Unfortunately, this happens in many pro sports leagues, even established ones. However, the league will still grow by one team in the 2021 MLR season. This is because of the additions of both Dallas and Los Angeles according to Bryan Ray of Americas Rugby. To learn more about MLR read this previous article.

In 2020, the Súper Liga Americana de Rugby (SLAR) had their inaugural season. The league has five professional sports teams in five different countries in Argentina, Brazil, Chile, Paraguay, and Uruguay.

Súper Liga Americana de Rugby (SLAR)

SLAR had its first-ever season this year. This is South America’s first-ever pro rugby union league.

The league ran parallel to MLR this year. In 2020, MLR was known as “the Northern Conference” while SLAR was known as “the Southern Conference.” This occurred until both leagues cancelled their seasons because of the coronavirus.

With plans for SLAR to be in Colombia, rugby union may be the next hotbed in the Americas. All of these nations (with the exception of Argentina), unlike Japan, have not broken through to possibly becoming a tier-one nation. However, both these leagues are quite new, and the quality of these leagues should improve as years go by.

There is a potential here to grow the game as two leagues have been created and one in Japan seems to be on the way. A good way to grow the game in established and growing rugby union areas is a rugby club world cup.

Opportunities – Rugby Club World Cup

This is something that should be looked at. Rugby league, which only have two professional sports leagues in the world have their World Club Challenge dating back to 1976. The winner of both Betfred Super League and the National Rugby League (NRL) face each other once. The games are one-offs that generally happen in England. Rugby union have a lot more pro sports leagues than rugby league, and hence why this idea should be explored.

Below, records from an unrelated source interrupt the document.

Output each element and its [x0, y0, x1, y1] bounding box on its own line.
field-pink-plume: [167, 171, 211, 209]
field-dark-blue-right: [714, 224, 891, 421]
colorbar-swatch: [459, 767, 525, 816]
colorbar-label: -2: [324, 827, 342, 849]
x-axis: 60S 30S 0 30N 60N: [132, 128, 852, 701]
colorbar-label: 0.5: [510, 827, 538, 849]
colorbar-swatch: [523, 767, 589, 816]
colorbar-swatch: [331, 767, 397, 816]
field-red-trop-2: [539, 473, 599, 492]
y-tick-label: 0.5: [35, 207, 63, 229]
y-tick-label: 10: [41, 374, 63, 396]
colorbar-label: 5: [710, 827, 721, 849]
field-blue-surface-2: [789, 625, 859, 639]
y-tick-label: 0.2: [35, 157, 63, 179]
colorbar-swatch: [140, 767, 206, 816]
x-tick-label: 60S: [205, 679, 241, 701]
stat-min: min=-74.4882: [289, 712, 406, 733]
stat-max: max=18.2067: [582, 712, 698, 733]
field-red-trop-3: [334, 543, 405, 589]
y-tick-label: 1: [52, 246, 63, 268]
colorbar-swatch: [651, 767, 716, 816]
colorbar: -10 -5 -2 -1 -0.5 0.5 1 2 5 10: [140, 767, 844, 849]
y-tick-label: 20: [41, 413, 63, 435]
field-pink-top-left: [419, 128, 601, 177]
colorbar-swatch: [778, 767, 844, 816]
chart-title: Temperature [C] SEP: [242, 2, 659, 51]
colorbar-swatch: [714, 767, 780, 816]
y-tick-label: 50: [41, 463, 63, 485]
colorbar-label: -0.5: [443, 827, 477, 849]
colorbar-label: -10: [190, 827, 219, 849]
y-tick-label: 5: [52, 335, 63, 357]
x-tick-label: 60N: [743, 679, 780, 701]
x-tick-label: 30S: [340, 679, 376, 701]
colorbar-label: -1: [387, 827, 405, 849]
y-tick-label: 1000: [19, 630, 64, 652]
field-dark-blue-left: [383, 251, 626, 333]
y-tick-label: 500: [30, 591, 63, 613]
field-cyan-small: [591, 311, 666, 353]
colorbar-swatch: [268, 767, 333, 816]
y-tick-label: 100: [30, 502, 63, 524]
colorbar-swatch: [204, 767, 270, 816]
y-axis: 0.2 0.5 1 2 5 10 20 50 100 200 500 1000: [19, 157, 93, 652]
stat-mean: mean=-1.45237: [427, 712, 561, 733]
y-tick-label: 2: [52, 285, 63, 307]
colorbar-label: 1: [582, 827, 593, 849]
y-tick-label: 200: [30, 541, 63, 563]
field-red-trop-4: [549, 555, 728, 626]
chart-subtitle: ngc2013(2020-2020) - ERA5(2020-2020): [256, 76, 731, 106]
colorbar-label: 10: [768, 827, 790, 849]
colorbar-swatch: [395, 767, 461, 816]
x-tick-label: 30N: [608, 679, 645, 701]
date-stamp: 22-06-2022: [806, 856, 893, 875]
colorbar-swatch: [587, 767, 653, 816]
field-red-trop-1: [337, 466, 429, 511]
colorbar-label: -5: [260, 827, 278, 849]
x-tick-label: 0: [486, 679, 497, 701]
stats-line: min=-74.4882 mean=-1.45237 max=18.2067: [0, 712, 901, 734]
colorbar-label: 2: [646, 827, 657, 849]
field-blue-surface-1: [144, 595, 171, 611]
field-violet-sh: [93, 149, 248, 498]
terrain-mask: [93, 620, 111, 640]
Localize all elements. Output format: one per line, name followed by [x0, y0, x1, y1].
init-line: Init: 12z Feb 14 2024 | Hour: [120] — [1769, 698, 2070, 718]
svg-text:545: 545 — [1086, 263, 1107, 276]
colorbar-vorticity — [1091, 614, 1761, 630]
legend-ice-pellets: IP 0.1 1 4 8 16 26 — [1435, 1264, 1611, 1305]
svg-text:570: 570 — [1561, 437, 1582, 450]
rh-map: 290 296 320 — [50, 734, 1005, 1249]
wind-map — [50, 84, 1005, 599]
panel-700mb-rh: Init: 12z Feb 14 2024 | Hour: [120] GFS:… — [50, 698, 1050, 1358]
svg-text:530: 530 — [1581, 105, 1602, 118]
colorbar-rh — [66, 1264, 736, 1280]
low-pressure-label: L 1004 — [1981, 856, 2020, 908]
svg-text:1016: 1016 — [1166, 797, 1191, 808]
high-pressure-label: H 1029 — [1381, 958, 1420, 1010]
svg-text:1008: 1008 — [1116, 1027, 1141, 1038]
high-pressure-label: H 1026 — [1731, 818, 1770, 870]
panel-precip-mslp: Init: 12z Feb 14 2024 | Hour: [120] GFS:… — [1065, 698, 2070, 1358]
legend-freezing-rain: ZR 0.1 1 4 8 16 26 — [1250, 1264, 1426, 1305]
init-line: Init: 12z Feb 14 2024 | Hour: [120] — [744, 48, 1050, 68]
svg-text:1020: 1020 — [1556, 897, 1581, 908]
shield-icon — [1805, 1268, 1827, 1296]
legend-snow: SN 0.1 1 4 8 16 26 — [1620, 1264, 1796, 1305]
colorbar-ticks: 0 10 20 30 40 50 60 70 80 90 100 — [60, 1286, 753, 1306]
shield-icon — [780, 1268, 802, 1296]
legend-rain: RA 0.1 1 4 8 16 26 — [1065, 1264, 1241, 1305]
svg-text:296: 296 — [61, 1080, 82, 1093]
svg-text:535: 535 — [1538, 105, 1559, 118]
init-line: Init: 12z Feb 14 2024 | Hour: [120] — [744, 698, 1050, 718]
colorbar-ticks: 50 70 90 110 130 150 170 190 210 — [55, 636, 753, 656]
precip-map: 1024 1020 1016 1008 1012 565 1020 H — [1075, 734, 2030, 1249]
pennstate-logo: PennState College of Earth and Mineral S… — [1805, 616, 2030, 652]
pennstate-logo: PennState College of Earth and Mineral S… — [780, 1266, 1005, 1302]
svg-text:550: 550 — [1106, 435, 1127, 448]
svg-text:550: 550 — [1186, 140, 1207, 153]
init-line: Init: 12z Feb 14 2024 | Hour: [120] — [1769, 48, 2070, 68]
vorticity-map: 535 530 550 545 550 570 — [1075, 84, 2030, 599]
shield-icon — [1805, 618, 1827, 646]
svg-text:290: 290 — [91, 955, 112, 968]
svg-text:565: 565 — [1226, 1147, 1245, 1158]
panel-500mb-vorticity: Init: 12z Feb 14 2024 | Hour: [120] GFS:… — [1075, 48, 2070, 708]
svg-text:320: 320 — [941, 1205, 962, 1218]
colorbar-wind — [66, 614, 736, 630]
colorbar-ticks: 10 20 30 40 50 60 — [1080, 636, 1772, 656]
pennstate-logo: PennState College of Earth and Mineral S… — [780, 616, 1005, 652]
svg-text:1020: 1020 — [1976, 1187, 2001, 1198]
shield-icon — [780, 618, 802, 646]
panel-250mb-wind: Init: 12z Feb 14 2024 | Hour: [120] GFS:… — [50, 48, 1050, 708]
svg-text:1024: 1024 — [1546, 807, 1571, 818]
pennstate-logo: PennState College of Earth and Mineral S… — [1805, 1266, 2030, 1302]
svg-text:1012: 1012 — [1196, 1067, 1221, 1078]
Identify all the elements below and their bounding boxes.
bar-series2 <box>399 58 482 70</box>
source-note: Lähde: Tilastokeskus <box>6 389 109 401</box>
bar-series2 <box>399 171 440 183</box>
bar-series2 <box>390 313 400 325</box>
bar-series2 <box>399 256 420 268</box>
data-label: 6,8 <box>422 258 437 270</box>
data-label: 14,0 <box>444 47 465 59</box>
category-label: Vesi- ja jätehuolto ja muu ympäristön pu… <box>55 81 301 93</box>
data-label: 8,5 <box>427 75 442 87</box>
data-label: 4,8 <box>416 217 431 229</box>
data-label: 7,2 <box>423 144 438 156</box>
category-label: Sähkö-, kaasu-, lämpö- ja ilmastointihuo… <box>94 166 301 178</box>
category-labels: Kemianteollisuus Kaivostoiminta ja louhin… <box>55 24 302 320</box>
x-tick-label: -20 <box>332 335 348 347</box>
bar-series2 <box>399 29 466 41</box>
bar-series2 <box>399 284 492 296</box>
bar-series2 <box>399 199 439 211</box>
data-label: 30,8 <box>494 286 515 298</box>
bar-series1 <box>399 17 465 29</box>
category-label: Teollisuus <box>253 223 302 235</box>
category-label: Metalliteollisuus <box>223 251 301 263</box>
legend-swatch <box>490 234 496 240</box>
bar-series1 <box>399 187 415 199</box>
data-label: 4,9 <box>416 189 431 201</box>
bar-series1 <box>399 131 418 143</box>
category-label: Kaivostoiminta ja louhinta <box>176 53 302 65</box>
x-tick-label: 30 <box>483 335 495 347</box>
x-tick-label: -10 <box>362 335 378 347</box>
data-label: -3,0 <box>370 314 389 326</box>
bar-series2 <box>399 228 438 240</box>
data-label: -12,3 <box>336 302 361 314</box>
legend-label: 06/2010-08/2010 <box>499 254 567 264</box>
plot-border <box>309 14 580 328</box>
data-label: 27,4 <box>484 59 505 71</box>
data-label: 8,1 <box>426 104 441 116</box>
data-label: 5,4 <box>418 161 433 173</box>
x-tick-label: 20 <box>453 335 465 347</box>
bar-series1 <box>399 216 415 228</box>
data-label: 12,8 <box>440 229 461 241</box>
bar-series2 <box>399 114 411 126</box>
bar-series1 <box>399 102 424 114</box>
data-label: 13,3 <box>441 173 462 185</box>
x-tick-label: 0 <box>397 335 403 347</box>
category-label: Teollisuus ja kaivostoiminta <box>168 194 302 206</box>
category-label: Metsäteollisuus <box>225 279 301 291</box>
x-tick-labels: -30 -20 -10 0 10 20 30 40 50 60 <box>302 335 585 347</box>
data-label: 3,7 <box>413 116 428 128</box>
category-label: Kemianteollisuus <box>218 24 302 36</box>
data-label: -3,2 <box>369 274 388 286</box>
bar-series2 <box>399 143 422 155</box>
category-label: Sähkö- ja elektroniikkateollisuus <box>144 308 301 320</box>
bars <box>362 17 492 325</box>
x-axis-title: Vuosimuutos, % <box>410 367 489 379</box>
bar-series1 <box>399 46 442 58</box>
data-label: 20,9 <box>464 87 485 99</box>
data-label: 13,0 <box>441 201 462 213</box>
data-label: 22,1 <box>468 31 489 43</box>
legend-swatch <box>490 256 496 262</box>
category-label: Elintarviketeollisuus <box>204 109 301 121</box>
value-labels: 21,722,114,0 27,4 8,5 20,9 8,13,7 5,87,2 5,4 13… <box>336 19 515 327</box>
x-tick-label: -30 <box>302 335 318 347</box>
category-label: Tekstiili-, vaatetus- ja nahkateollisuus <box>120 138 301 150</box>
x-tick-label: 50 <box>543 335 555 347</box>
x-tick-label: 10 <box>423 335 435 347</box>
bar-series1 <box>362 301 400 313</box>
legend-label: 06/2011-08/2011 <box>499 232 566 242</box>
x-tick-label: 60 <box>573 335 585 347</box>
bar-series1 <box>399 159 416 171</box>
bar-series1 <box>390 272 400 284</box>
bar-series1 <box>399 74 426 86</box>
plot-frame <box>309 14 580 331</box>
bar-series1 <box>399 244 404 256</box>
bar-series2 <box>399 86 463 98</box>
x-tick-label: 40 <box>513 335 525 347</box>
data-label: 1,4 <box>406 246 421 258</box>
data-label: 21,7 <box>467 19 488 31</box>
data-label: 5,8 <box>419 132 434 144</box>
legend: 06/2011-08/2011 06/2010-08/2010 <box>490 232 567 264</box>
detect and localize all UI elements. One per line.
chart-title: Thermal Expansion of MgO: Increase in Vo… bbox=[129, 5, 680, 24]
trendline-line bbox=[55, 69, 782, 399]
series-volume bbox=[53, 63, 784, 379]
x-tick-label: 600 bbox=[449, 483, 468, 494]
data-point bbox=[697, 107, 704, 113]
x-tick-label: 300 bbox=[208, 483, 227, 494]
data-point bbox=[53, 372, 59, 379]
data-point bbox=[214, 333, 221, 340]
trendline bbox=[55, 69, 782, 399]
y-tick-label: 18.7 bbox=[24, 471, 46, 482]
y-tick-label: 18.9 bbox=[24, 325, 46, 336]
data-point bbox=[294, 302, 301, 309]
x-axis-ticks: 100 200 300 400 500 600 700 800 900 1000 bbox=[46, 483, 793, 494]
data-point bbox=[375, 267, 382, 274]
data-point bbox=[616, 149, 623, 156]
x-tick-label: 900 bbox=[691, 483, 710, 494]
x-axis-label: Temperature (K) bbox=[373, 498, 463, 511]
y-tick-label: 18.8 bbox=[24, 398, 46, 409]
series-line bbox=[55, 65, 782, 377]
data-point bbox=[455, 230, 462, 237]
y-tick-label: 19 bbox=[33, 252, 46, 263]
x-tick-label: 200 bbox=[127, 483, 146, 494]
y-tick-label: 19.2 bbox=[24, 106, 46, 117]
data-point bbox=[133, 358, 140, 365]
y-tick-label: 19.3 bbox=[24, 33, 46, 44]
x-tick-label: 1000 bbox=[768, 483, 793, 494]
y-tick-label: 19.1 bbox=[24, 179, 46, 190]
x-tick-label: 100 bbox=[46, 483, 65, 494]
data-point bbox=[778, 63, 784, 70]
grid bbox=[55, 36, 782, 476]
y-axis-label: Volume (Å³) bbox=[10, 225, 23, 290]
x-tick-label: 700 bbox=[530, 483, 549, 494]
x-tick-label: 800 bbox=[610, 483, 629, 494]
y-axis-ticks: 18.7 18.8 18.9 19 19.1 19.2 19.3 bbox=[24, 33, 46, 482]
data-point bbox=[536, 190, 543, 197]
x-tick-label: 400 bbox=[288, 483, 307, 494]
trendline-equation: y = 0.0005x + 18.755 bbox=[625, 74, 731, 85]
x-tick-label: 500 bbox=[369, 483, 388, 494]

French president Bernard Laporte first talked about a Rugby Club World Cup according to Gerard Meagher of The Guardian. Laporte mentioned six teams from Super Rugby, four each from the Premiership, Top 14, and the Pro14, and one each from the U.S and Japan. This is a great format, but it ignores the pro league in South America.

A solution would be a two-legged home-and-away final between the MLR and SARL winners. These matches would determine who would be part of the rugby club world cup. However, a potential con to this tournament according to George Flood of the Evening Standard would mean the Heineken Champions Cup would be scrapped.

However, there are also good reasons why including giving players more rest time. According to Gerard Meagher of The Guardian, this is what Craig said:

“A Club World Cup would allow an immediate redesign of the international calendar, a reform that would clearly separate club rugby from the international game and thus avoid players playing 30 games per season as is the case today.”

Overview of the Challenges and Opportunities for Bill Beaumont

There are certainly challenges for Bill Beaumont. The financial difficulties of rugby union nations will be the most difficult to overcome. Addressing these issues will be most important for Bill Beaumont. However, there is also the opportunity of growing the game of rugby union.

The results that the Japanese rugby union team produced over the years were just one example. Furthermore, the establishment of MLR and SARL in the Americas means that rugby union is growing outside its union strongholds.